Motor Units, Reflexes, and Proprioception

• A MOTOR UNIT is one motor neuron and all the muscle fibers it innervates; small motor units (extraocular muscles, intrinsic hand muscles) allow fine control; large motor units (quadriceps) generate force.
• The MONOSYNAPTIC STRETCH REFLEX (myotatic reflex) uses muscle spindle Ia afferents to directly excite alpha motor neurons; the JAW-JERK is the dental example (tap to the chin → masseter Ia afferent → trigeminal motor nucleus → masseter contraction); an EXAGGERATED jaw-jerk suggests upper motor neuron pathology.
• MUSCLE SPINDLES (intrafusal fibers + Ia afferents) sense MUSCLE LENGTH; GOLGI TENDON ORGANS (Ib afferents in tendon) sense MUSCLE TENSION and inhibit contraction when load is high (autogenic inhibition).
• Withdrawal reflexes are polysynaptic and include the crossed-extensor reflex (flexes the affected limb and extends the opposite limb to maintain balance).

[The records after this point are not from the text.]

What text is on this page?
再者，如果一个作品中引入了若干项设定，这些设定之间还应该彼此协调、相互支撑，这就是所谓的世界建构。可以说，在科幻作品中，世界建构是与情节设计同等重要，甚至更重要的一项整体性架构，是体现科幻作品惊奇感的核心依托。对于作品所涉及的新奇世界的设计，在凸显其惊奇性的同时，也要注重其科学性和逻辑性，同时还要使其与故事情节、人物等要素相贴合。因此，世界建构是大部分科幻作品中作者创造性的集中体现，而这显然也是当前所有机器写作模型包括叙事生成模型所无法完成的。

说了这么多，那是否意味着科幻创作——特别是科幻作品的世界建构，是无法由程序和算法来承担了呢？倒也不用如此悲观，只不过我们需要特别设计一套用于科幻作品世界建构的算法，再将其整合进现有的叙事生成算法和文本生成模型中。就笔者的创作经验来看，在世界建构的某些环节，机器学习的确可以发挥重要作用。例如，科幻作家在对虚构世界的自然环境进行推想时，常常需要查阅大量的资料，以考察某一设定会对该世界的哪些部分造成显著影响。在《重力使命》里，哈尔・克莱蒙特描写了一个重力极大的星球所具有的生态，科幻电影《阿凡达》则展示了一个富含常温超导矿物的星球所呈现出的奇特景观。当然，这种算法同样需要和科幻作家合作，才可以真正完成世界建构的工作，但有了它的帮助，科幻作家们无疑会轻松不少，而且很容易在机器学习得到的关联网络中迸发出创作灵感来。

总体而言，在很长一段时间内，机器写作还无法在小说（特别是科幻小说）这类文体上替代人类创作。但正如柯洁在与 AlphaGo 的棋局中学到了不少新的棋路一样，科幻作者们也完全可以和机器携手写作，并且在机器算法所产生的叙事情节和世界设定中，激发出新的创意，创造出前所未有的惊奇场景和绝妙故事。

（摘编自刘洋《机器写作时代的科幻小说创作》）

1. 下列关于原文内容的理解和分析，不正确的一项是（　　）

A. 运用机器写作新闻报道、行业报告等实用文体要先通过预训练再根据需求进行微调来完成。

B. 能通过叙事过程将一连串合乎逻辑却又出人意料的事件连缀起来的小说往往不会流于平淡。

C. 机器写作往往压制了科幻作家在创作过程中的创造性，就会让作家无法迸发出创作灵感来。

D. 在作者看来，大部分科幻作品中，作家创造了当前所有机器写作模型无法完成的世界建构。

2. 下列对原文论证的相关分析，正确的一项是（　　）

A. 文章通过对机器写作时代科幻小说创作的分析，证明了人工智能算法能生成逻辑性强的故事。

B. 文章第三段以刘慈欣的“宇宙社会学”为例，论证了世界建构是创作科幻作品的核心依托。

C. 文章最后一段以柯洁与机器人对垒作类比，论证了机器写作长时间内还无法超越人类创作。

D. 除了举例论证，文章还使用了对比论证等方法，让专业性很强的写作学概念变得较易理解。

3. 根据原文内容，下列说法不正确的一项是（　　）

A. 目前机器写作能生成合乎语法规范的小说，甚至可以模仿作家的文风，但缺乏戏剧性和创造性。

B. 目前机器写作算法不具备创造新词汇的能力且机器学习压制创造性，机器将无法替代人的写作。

Masticatory Muscles, Bite Force, TMD, Bruxism, and Trismus

• The masticatory muscles include the MASSETER (elevates mandible; powerful biting), TEMPORALIS (elevates and retracts mandible), MEDIAL PTERYGOID (elevates and contributes to lateral movement), and LATERAL PTERYGOID (protrudes mandible; the inferior head opens the jaw); all are innervated by the mandibular division of CN V (V3).
• Bite force varies by position (highest at first molar, lowest at incisors), gender, age, and dentition status; routine measurements help in occlusal analysis but vary widely.
• TMD (temporomandibular disorder) often involves masticatory muscle dysfunction (myofascial pain), joint disease, or both; bruxism (parafunctional clenching/grinding, often nocturnal) is a recognized contributor; first-line care includes patient education, soft diet, jaw rest, NSAIDs, occlusal appliance therapy, and physical therapy.
• TRISMUS (limited mouth opening) has a broad differential: muscular (masticatory muscle spasm, myofascial pain), joint (arthritis, ankylosis, disc displacement), inflammatory (odontogenic infection, pericoronitis), traumatic (mandibular fracture, hematoma after IAN block), neoplastic (oral, oropharyngeal cancer), and systemic (scleroderma, tetanus).